The disadvantage with this process was that it could only be initiated by the secured creditor. It was possible for the directors to request the secured creditor to appoint an Administrative Receiver however. Companies that had not granted a floating charge were therefore faced with an inevitable closure, with little prospect of the business or jobs being saved.

The Administration process opened up the prospect of recovery to such companies but initially it was an expensive and cumbersome process.

An application had to be made to the court and it was necessary for an insolvency practitioner to carry out a review of the company and prepare a detailed report for the court to consider. The application was considered by a judge and if he thought fit, an order was made placing the company into Administration. Significantly, the company or its directors as well as any unsecured creditor, could make an application for an Administration Order.

Following the enactment of the Enterprise Act 2002 in September 2003, the process was simplified in cases where there was no winding up petition pending. In such cases there is no longer a need to make an application to court. Now it is possible for the company or its directors to simply file a Notice of Intention to appoint an Administrator in the court. Once filed, a copy must be served on any holders of floating charges, who then have a period of five working days to confirm whether they are content to allow the company to enter into Administration and for the proposed Administrator to be appointed.

The licensed insolvency practitioner appointed by the applicant also files a document in the court indicating whether in his opinion there is a realistic prospect of achieving at least one of three statutory purposes, which are as follows:

  • Rescuing the company as a going concern
  • Achieving a better result for the company’s creditors as a whole than would be likely if the company were wound up (without first being in Administration) or
  • Realising property in order to make a distribution to one or more secured or preferential creditors.

If there is no prospect of any of the above being achieved then the company cannot enter into Administration.

During the five day notice period given to the holders of floating charges, those holders can do one of three things.

  • They can agree to the Administration and the appointment of the proposed Administrator.
  • They can agree to the Administration but appoint their own choice of Administrator.
  • They can do nothing.

In a well-planned Administration application, the proposed Administrator will have entered into discussions with all floating chargeholders before the application is made, to ensure that they are comfortable with what is proposed.
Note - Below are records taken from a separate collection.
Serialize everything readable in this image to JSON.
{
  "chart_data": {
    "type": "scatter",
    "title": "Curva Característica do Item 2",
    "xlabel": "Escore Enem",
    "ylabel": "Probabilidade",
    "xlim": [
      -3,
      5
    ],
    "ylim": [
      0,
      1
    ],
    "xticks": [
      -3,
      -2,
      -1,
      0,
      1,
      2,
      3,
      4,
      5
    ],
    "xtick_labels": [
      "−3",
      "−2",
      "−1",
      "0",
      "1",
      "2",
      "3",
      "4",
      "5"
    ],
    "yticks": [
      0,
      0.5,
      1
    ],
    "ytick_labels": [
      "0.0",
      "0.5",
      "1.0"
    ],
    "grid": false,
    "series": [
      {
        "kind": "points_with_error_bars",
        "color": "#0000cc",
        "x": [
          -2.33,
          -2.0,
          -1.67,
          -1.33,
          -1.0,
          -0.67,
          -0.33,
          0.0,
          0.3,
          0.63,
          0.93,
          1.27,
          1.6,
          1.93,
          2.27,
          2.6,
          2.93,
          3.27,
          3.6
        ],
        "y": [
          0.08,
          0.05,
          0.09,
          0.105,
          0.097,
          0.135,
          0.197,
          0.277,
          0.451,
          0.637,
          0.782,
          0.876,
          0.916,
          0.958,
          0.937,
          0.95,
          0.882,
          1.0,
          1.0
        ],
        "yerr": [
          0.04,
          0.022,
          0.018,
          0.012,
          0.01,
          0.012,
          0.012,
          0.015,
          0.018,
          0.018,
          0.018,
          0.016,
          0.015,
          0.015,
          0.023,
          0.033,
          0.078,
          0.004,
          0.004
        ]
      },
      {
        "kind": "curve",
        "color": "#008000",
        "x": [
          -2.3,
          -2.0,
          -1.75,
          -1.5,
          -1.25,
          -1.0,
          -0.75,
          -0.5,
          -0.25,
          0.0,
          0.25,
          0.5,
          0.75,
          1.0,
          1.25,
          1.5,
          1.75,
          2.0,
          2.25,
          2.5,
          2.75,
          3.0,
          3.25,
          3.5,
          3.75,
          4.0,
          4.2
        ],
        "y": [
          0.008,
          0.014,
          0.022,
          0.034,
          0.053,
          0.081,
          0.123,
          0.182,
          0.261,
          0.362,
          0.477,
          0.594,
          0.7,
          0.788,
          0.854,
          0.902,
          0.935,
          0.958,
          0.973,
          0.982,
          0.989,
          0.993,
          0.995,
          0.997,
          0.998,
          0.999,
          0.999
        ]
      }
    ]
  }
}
This removes any prospect of doubt as to what they will do within the five day notice period and ensures smooth progress.

If the floating chargeholders are in agreement, or do nothing within the five day notice period, the applicant is allowed to file a further notice in the court confirming that an Administrator has been appointed, provided this notice is filed within ten working days of the date the original notice was filed. If that deadline is missed and it is still intended to appoint an Administrator, then the process must begin over again, with the relevant notice being given to holders of floating charges.

Once appointed, the Administrator takes control of the company and begins to implement the strategy to achieve the statutory purposes. Immediately upon his appointment he will advise creditors and employees of the fact and he must convene a meeting of creditors within eight weeks and hold it within ten weeks of the date of his appointment.

Prior to that meeting, he will forward creditors details of his proposals for achieving one or more of the statutory Administration purposes and provided a majority of creditors agree, he will continue with the proposed strategy. There is however nothing to prevent an Administrator from selling a business before the creditors meeting takes place and this does often happen, notably in a pre-pack administration. However, he must ensure that he makes a full disclosure of all of the circumstances and facts relating to the sale.

For more information please email us using the form on the “Contact us” page or call us on 01384 686 800 to talk things through or to arrange a free, initial, no obligation consultation.

By law, an Administration must come to an end after the expiry of one year, unless the Administrator makes an earlier application for it to be extended. Extensions are usually limited to a further period of six months.